A machine learning‐based operational control framework for reducing energy consumption of an amine‐based gas sweetening process

Abstract

This study proposes a data-driven operational control framework using machine learning-based predictive modeling with the aim of decreasing the energy consumption of a natural gas sweetening process. This multi-stage framework is composed of the following steps: (a) a clustering algorithm based on Density-Based Spatial Clustering of Applications with Noise methodology is implemented to characterize the sampling space of all possible states of the operation and to determine the operational modes of the gas sweetening unit, (b) the lowest steam consumption of each operational mode is selected as a reference for operational control of the gas sweetening process, and (c) a number of high-accuracy regression models are developed using the Gradient Boosting Machines algorithm for predicting the controlled parameters and output variables. This framework presents an operational control strategy that provides actionable insights about the energy performance of the current operations of the unit and also suggests the potential of energy saving for gas treating plant operators. The ultimate goal is to leverage this data-driven strategy in order to identify the achievable energy conservation opportunity in such plants.

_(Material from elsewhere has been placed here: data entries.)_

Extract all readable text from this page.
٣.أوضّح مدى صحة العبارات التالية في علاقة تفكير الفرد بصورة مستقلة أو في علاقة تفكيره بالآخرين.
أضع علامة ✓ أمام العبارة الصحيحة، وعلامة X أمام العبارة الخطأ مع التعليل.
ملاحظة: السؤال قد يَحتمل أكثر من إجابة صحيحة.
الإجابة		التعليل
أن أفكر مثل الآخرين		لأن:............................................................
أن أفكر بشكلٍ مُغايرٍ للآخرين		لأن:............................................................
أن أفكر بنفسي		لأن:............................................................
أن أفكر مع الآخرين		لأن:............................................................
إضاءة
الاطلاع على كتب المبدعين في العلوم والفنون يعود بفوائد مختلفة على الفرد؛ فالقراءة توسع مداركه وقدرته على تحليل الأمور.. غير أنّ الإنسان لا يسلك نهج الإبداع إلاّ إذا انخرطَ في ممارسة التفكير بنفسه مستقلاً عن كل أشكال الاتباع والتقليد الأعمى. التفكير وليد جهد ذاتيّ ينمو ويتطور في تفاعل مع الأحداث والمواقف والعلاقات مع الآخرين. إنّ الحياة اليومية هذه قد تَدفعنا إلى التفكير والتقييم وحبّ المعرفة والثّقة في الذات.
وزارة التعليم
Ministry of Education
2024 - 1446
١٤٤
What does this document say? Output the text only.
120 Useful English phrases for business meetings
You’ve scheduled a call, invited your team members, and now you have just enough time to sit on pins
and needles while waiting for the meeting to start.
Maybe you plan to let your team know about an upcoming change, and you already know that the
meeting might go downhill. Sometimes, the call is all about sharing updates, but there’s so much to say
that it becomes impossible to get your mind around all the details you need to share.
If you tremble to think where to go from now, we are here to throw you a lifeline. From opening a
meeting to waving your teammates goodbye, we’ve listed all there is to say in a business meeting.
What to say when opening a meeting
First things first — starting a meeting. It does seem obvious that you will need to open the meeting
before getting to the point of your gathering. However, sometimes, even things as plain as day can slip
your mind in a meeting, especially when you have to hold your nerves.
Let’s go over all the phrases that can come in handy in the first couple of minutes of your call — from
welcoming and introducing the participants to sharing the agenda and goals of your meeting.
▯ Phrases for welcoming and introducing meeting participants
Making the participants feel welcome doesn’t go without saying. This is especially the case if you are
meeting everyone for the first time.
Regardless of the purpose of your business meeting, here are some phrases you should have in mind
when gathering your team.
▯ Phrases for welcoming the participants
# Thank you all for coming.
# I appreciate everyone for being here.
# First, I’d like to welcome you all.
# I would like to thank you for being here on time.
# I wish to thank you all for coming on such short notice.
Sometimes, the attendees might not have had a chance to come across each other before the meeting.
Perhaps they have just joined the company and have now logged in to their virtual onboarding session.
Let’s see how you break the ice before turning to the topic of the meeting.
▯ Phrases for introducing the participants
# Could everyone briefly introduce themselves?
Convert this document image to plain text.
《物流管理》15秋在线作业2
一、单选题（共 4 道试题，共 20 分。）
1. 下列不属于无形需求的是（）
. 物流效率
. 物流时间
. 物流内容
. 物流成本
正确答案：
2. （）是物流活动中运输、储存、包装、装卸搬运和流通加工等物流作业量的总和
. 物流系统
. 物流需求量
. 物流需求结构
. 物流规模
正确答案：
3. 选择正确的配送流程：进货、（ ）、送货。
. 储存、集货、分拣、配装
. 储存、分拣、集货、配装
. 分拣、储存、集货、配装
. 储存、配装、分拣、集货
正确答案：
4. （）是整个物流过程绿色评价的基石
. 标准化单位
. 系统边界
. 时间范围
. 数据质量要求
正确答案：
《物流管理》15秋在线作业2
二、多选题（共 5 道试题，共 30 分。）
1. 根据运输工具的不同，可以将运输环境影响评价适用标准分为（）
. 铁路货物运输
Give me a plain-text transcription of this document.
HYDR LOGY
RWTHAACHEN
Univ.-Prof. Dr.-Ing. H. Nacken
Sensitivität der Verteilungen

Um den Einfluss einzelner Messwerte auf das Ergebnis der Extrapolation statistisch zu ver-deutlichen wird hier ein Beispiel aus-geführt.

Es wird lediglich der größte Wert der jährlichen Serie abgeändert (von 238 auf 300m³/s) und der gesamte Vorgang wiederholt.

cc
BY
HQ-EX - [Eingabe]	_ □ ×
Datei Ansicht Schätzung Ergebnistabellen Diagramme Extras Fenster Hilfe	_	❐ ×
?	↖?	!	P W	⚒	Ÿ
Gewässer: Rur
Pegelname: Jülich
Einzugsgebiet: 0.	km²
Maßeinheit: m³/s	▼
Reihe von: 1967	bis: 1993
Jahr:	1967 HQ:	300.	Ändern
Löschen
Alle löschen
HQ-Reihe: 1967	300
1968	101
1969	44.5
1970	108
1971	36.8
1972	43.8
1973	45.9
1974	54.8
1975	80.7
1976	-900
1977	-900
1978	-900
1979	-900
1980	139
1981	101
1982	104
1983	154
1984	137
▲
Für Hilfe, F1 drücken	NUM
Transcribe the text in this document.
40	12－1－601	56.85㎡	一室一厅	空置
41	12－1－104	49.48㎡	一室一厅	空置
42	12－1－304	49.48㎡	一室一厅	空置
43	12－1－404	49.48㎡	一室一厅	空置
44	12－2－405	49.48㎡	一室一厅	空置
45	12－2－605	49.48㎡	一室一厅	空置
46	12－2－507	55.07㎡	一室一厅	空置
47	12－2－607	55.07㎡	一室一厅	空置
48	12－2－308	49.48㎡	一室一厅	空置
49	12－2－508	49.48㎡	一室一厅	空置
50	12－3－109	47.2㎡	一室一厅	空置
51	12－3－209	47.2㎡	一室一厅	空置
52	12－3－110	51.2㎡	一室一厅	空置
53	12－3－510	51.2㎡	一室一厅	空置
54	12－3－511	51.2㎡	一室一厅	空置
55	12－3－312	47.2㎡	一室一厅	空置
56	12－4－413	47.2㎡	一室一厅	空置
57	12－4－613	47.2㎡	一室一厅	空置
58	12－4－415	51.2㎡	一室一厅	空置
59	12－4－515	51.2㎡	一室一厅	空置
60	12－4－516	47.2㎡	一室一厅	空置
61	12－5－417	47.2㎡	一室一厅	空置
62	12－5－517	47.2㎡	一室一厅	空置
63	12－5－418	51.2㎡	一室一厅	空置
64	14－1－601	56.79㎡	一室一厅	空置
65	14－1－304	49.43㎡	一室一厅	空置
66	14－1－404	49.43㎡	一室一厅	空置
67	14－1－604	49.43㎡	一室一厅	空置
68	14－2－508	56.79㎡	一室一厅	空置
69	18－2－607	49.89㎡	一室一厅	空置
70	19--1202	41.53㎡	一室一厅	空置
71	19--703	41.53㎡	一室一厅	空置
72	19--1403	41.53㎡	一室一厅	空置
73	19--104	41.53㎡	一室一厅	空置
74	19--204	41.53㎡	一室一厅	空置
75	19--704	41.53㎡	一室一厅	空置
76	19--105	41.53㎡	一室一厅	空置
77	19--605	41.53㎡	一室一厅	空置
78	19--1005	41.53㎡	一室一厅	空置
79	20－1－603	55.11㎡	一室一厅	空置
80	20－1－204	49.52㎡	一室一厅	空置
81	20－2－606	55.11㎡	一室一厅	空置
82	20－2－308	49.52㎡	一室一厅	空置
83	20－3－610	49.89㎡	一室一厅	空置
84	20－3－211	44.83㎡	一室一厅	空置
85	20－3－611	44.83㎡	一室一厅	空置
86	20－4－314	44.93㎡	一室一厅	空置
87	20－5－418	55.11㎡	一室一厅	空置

The dataset for this research study consists of 29 817 records that were sampled over the course of 3 years from a gas train in the South Pars Gas Complex. Furthermore, our offline analysis demonstrates that there is a potential of 8% energy saving, equivalent to 5 760 000 Nm3 of natural gas consumption reduction, which can be achieved by mapping the steam consumption states of the unit to the best energy performances predicted by the proposed framework.